È lo stesso Leonard a mettere in guardia Mad circa le possibilità di riuscita del suo novecentesco allunaggio: “Lascia che ti spieghi cosa succede quando una persona è clinicamente depressa. Succede che il cervello invia un segnale che dice: sto morendo. Il cervello depresso invia questo segnale e il corpo lo riceve, e dopo un po’ anche il corpo è convinto di morire. E allora smette di funzionare. Per questo è fisicamente dolorosa. Poiché il cervello pensa di morire, anche il corpo lo pensa, e il cervello lo registra e vanno avanti e indietro come in un feedback infinito”. Non c’è ira in questa esposizione, né Leonard arriverà mai a somigliare ad Orlando quando si accanisce con l’ambiente e le persone che lo circondano. Casomai, una lucida riesamina della malattia, una “spersonalizzazione” momentanea che gli permette di tentare il salvataggio della sua aspirante salvatrice. E infatti, poco più avanti le ribadirà che: “In una fase critica è più facile sopravvivere come una cellula singola”, profetizzando a Madeleine l’amaro finale.
Quel Solvite me con cui Orlando si rivolgeva ai ritrovati compagni d’armi sanciva la conclusione del viaggio, il ritorno del folle nei ranghi della normalità e premetteva un destino grandioso all’orizzonte. Oggi invece, di fronte alla follia, il somnium non può che schiantarsi e al salvatore – fosse Astolfo sulla Luna, piuttosto che Madeleine nel New Jersey – non resta che l’amaro della disillusione in bocca e una scia di ferite da leccare. Intanto la promessa contenuta nel viaggio (ti salverò, eccome se lo farò) rimane a rotolare tra i cocci, e il coraggio di constatarne il fallimento ce l’ha solo Leonard.

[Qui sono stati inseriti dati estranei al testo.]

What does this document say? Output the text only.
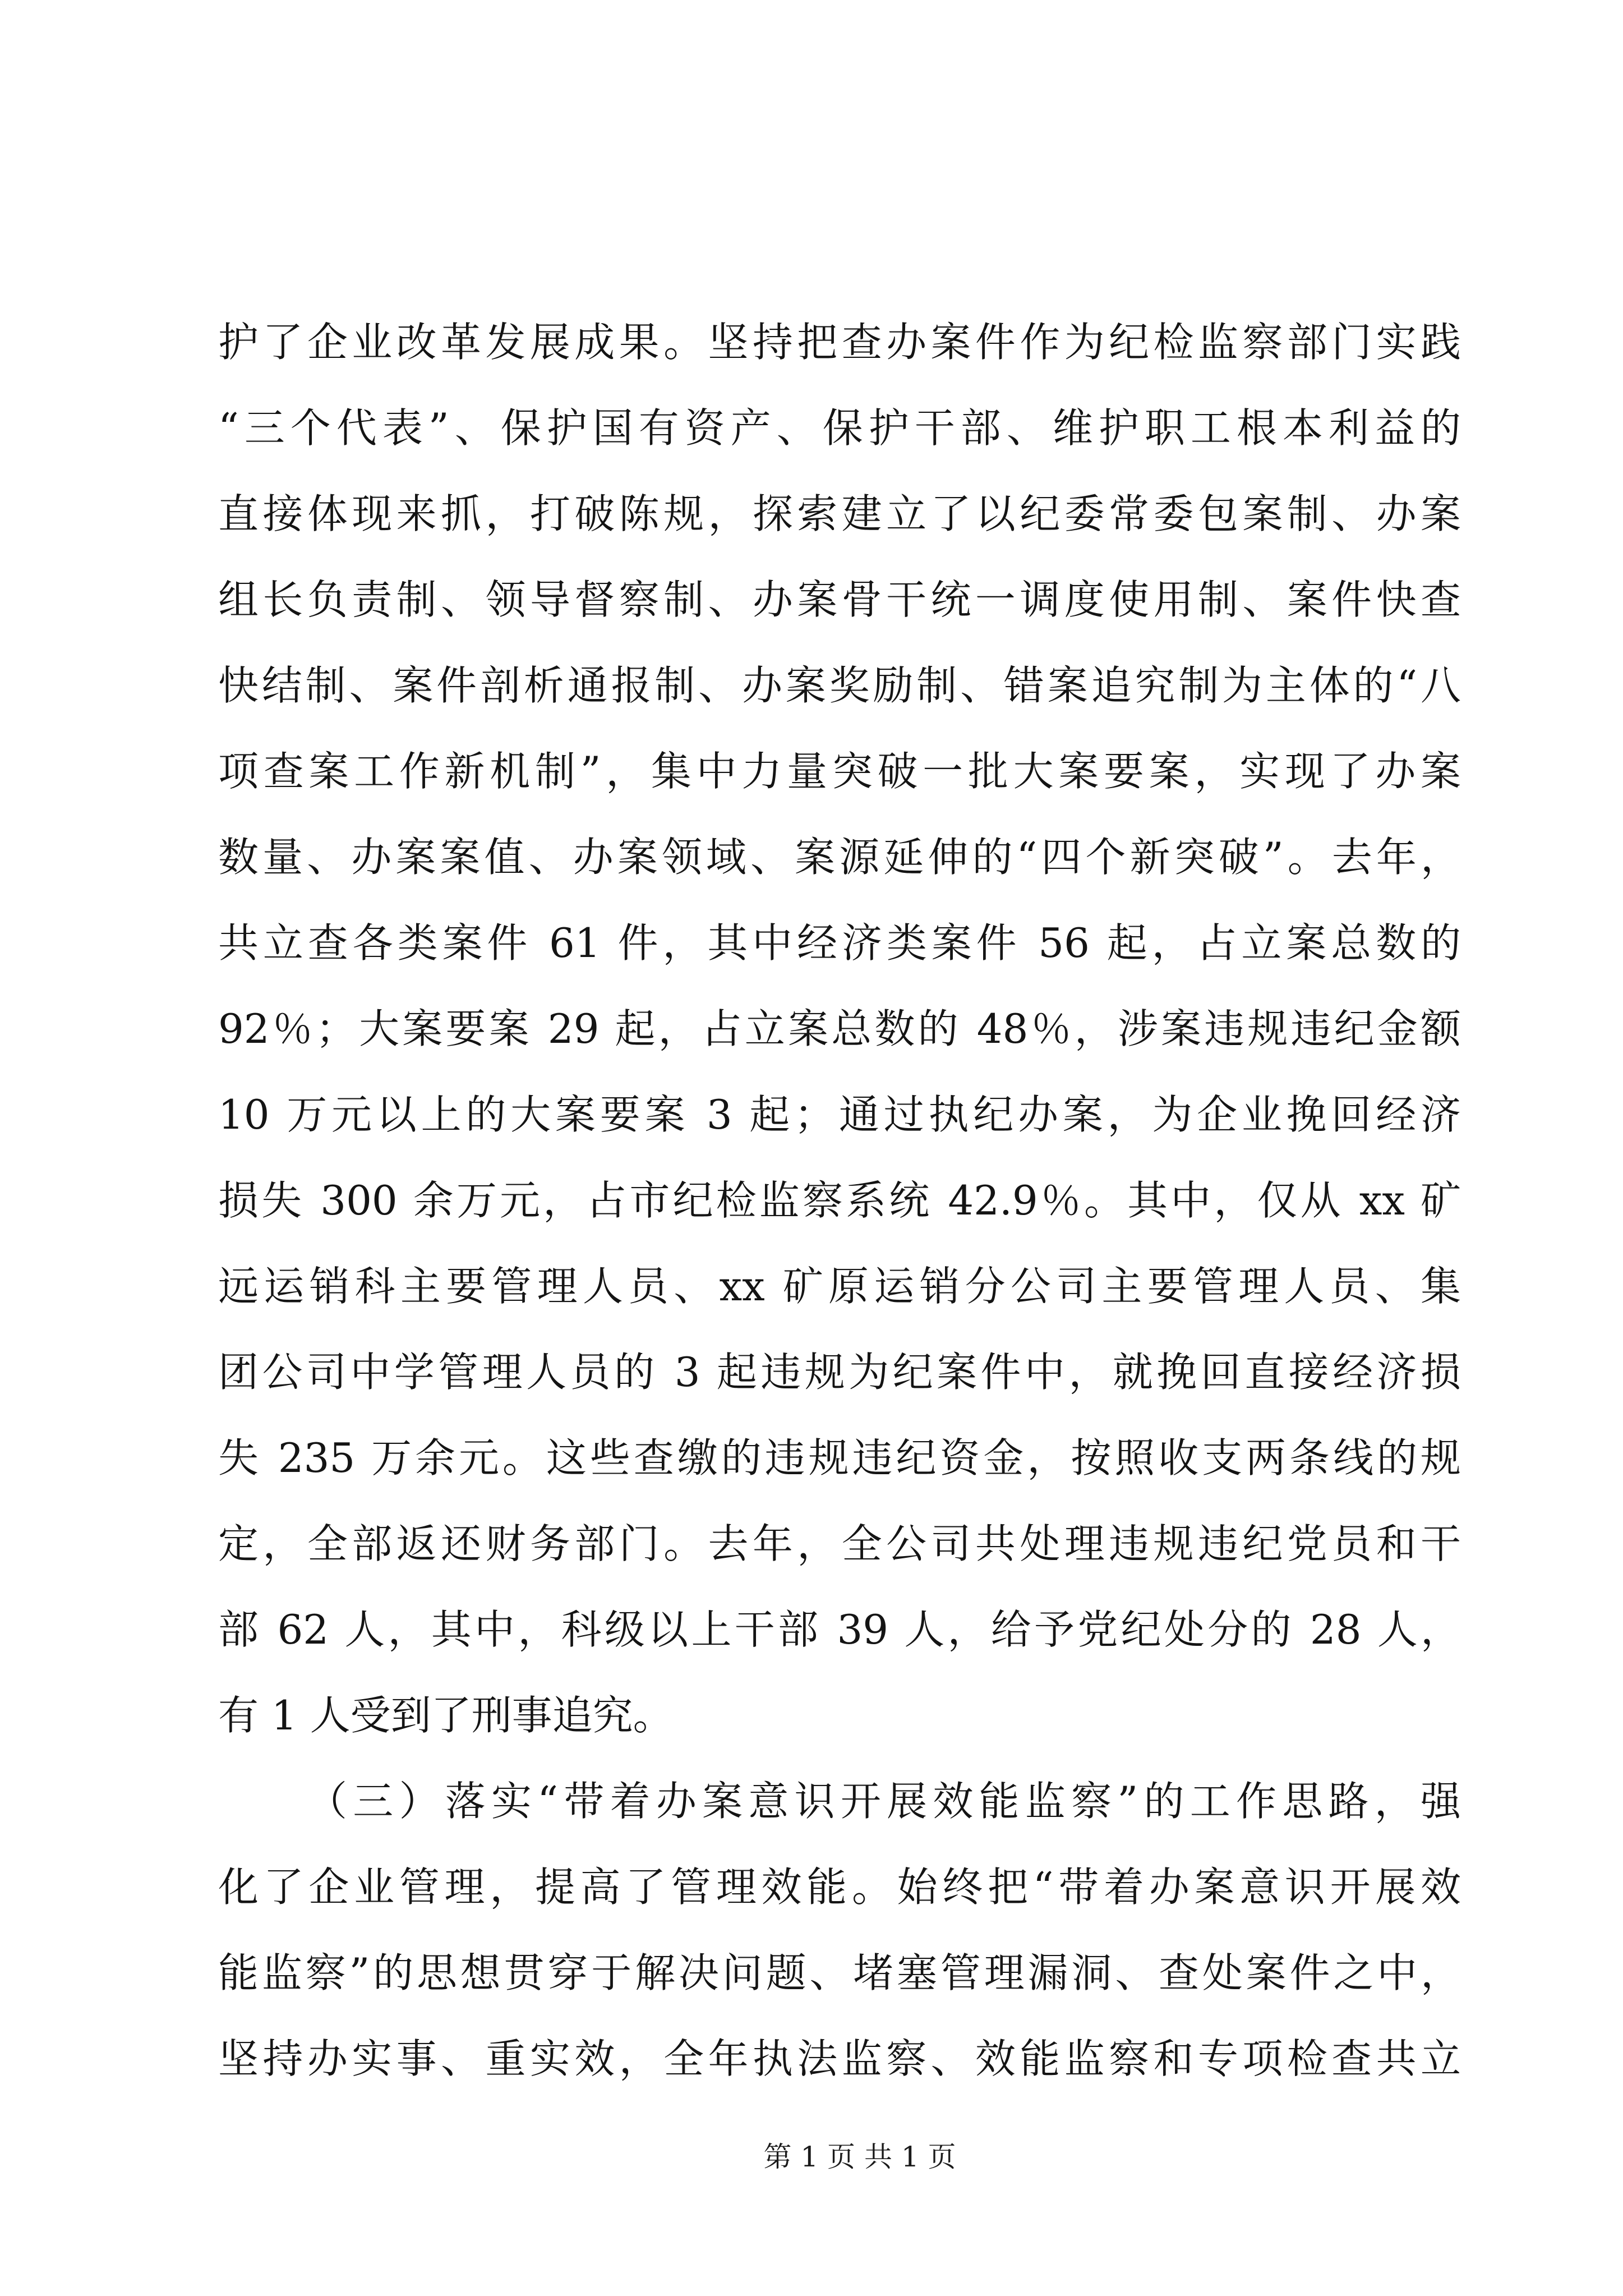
护了企业改革发展成果。坚持把查办案件作为纪检监察部门实践
“三个代表”、保护国有资产、保护干部、维护职工根本利益的
直接体现来抓，打破陈规，探索建立了以纪委常委包案制、办案
组长负责制、领导督察制、办案骨干统一调度使用制、案件快查
快结制、案件剖析通报制、办案奖励制、错案追究制为主体的“八
项查案工作新机制”，集中力量突破一批大案要案，实现了办案
数量、办案案值、办案领域、案源延伸的“四个新突破”。去年，
共立查各类案件 61 件，其中经济类案件 56 起，占立案总数的
92％；大案要案 29 起，占立案总数的 48％，涉案违规违纪金额
10 万元以上的大案要案 3 起；通过执纪办案，为企业挽回经济
损失 300 余万元，占市纪检监察系统 42.9％。其中，仅从 xx 矿
远运销科主要管理人员、xx 矿原运销分公司主要管理人员、集
团公司中学管理人员的 3 起违规为纪案件中，就挽回直接经济损
失 235 万余元。这些查缴的违规违纪资金，按照收支两条线的规
定，全部返还财务部门。去年，全公司共处理违规违纪党员和干
部 62 人，其中，科级以上干部 39 人，给予党纪处分的 28 人，
有 1 人受到了刑事追究。
（三）落实“带着办案意识开展效能监察”的工作思路，强
化了企业管理，提高了管理效能。始终把“带着办案意识开展效
能监察”的思想贯穿于解决问题、堵塞管理漏洞、查处案件之中，
坚持办实事、重实效，全年执法监察、效能监察和专项检查共立
第 1 页 共 1 页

Leonard che ha i tratti dell’Orlando ritrovato quando, lucidissimo nel richiamare la prassi con cui i musulmani sono soliti porre fine al proprio matrimonio, scioglie il legame con Madeleine dicendole: “Io divorzio da te, io divorzio da te, io divorzio da te”. Leonard che imbriglia il male per pochi istanti fondamentali e sentenzia la fine di quel viaggio d’amore dagli intenti redentori, mentre ad aspettarlo più che un destino grandioso ci sono il paese natale, i boschi dell’Oregon, la compagnia di un innominato amico di liceo, come a dire che per ritrovarsi bisogna far ritorno dove tutto è iniziato, solo con molte più fatiche sulle spalle.
Come a ribadire che la lungimiranza del ritornare il piede, oggi, ce l’hanno in pochi uomini, pazzi per giunta.